Inseticidas naturais: como os extratos de urtiga e chia atuam contra pragas das culturas

Plantas de urtiga em crescimento no campo, uma fonte de extratos botânicos usados como inseticidas naturais

Revisto por Carlos Ledó, fundador e CEO da Veganic

Índice

O interesse por inseticidas botânicos tem crescido por razões que pouco têm a ver com modas. O número de substâncias ativas convencionais autorizadas na União Europeia diminuiu substancialmente nas últimas duas décadas, desenvolveu-se resistência na maioria das pragas economicamente importantes, os limites máximos de resíduos exigidos pelos retalhistas são cada vez mais rigorosos do que os definidos pela regulamentação e a área em produção biológica continua a expandir-se. Os extratos vegetais situam-se na interseção destas quatro pressões.

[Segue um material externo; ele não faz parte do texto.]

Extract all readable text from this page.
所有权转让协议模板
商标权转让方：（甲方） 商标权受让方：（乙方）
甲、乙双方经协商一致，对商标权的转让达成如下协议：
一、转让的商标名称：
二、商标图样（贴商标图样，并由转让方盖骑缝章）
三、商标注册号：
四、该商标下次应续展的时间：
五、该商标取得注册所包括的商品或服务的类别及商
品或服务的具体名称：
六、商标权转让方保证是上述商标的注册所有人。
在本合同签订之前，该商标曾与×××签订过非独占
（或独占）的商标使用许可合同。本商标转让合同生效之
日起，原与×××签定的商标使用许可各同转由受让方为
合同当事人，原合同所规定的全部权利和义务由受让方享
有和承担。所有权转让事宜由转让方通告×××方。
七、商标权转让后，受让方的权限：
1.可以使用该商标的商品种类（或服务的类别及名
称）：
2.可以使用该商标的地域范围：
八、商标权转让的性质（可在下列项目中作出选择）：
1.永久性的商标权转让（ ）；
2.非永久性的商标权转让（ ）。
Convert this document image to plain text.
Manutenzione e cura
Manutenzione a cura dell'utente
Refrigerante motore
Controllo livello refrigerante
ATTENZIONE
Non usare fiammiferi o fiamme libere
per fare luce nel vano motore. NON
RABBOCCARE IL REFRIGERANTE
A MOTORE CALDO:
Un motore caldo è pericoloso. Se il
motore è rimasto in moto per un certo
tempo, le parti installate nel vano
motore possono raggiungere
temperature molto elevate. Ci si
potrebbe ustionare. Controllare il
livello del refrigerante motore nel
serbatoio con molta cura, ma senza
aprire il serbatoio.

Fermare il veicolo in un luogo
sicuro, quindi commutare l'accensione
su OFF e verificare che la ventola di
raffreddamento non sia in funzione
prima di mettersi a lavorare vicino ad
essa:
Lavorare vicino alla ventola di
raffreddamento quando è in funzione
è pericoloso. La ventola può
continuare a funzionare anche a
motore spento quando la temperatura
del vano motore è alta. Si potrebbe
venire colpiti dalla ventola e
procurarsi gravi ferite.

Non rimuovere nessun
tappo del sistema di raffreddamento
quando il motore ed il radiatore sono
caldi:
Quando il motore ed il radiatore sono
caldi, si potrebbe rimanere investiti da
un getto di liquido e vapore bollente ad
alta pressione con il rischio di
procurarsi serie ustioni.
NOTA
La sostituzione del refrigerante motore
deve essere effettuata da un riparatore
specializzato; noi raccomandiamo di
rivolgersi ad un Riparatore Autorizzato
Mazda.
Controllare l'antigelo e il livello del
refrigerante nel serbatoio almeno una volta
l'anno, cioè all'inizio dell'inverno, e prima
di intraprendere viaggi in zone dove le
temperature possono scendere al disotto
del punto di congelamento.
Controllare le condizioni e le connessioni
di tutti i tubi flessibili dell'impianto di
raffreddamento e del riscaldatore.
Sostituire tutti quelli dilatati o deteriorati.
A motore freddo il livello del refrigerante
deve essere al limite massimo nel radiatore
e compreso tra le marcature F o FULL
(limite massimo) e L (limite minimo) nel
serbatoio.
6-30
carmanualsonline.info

Não são, contudo, um substituto direto. Um inseticida botânico comporta-se de forma diferente de um sintético, e esperar o mesmo tipo de resultado é a causa mais comum de desilusão. Compreender o que estas substâncias efetivamente fazem — e o que não fazem — é o que as torna úteis.

O que são os inseticidas botânicos

Os inseticidas botânicos são produtos cujas substâncias ativas são compostos produzidos por plantas, geralmente obtidos por extração de folhas, sementes, raízes ou casca. Não são uma novidade: as piretrinas de Chrysanthemum cinerariaefolium e a rotenona de espécies de Derris eram usadas na agricultura muito antes de a química sintética se tornar dominante.

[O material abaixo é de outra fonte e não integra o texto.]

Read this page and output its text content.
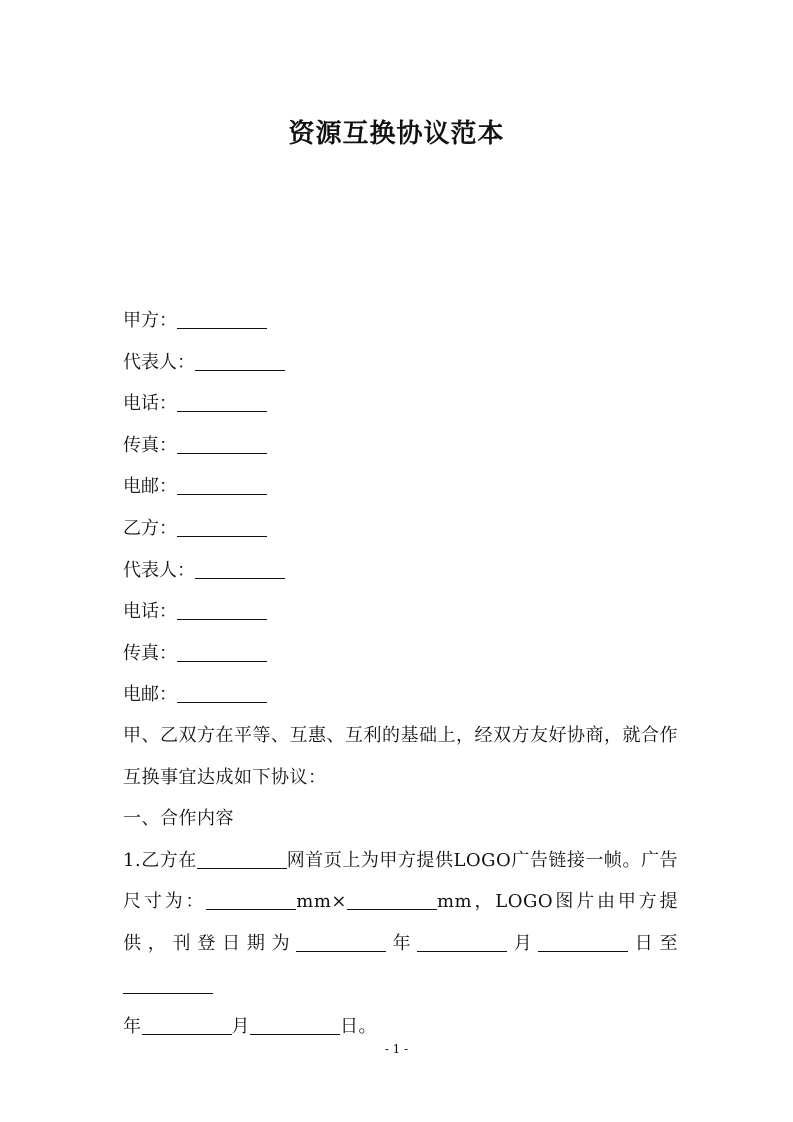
资源互换协议范本
甲方：
代表人：
电话：
传真：
电邮：
乙方：
代表人：
电话：
传真：
电邮：
甲、乙双方在平等、互惠、互利的基础上，经双方友好协商，就合作互换事宜达成如下协议：
一、合作内容
1.乙方在	网首页上为甲方提供LOGO广告链接一帧。广告尺寸为：	mm×	mm，LOGO图片由甲方提供，刊登日期为	年	月	日至
年	月	日。
- 1 -
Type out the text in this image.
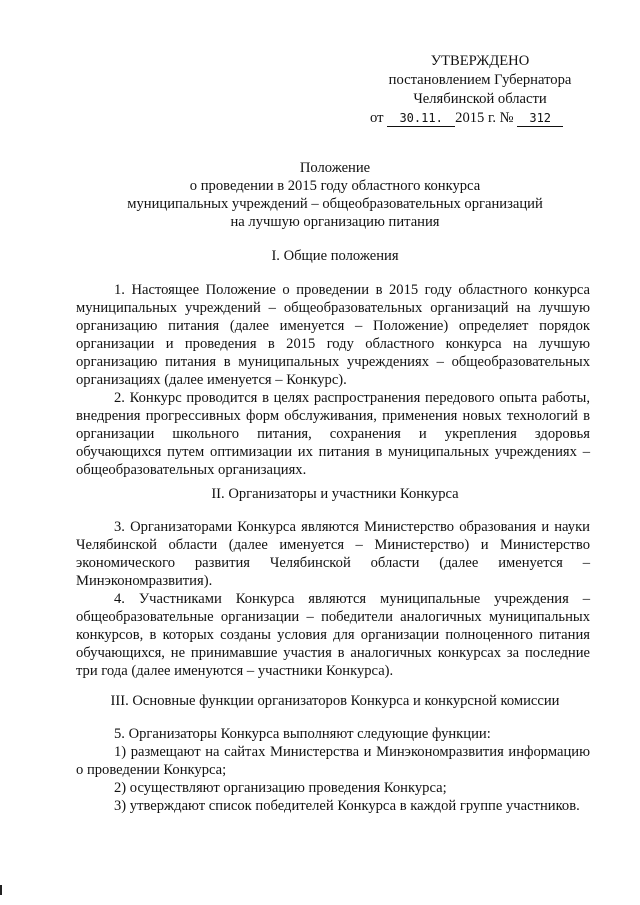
УТВЕРЖДЕНО
постановлением Губернатора
Челябинской области
от 30.11. 2015 г. № 312
Положение
о проведении в 2015 году областного конкурса
муниципальных учреждений – общеобразовательных организаций
на лучшую организацию питания
I. Общие положения

1. Настоящее Положение о проведении в 2015 году областного конкурса муниципальных учреждений – общеобразовательных организаций на лучшую организацию питания (далее именуется – Положение) определяет порядок организации и проведения в 2015 году областного конкурса на лучшую организацию питания в муниципальных учреждениях – общеобразовательных организациях (далее именуется – Конкурс).

2. Конкурс проводится в целях распространения передового опыта работы, внедрения прогрессивных форм обслуживания, применения новых технологий в организации школьного питания, сохранения и укрепления здоровья обучающихся путем оптимизации их питания в муниципальных учреждениях – общеобразовательных организациях.

II. Организаторы и участники Конкурса

3. Организаторами Конкурса являются Министерство образования и науки Челябинской области (далее именуется – Министерство) и Министерство экономического развития Челябинской области (далее именуется – Минэкономразвития).

4. Участниками Конкурса являются муниципальные учреждения – общеобразовательные организации – победители аналогичных муниципальных конкурсов, в которых созданы условия для организации полноценного питания обучающихся, не принимавшие участия в аналогичных конкурсах за последние три года (далее именуются – участники Конкурса).

III. Основные функции организаторов Конкурса и конкурсной комиссии

5. Организаторы Конкурса выполняют следующие функции:

1) размещают на сайтах Министерства и Минэкономразвития информацию о проведении Конкурса;

2) осуществляют организацию проведения Конкурса;

3) утверждают список победителей Конкурса в каждой группе участников.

Duas características definem-nos do ponto de vista técnico:

Complexidade química. Um inseticida sintético é, em regra, uma única molécula com um único modo de ação definido. Um extrato vegetal é uma mistura de dezenas de compostos — flavonoides, taninos, terpenos, alcaloides, ácidos fenólicos, ácidos gordos — que atuam em combinação. Essa complexidade tem uma vantagem que importa assinalar: múltiplos mecanismos simultâneos tornam mais lenta a seleção de populações resistentes, porque uma praga não consegue contornar várias vias com uma única mutação.

Degradação rápida. A maioria dos compostos botânicos degrada-se rapidamente sob luz ultravioleta, oxidação e atividade microbiana. Esta é a base do seu perfil favorável de resíduos e dos seus curtos intervalos de segurança pré-colheita e, simultaneamente, a sua principal limitação agronómica: pouca persistência, pelo que o momento de aplicação e a repetição são mais determinantes do que com produtos convencionais.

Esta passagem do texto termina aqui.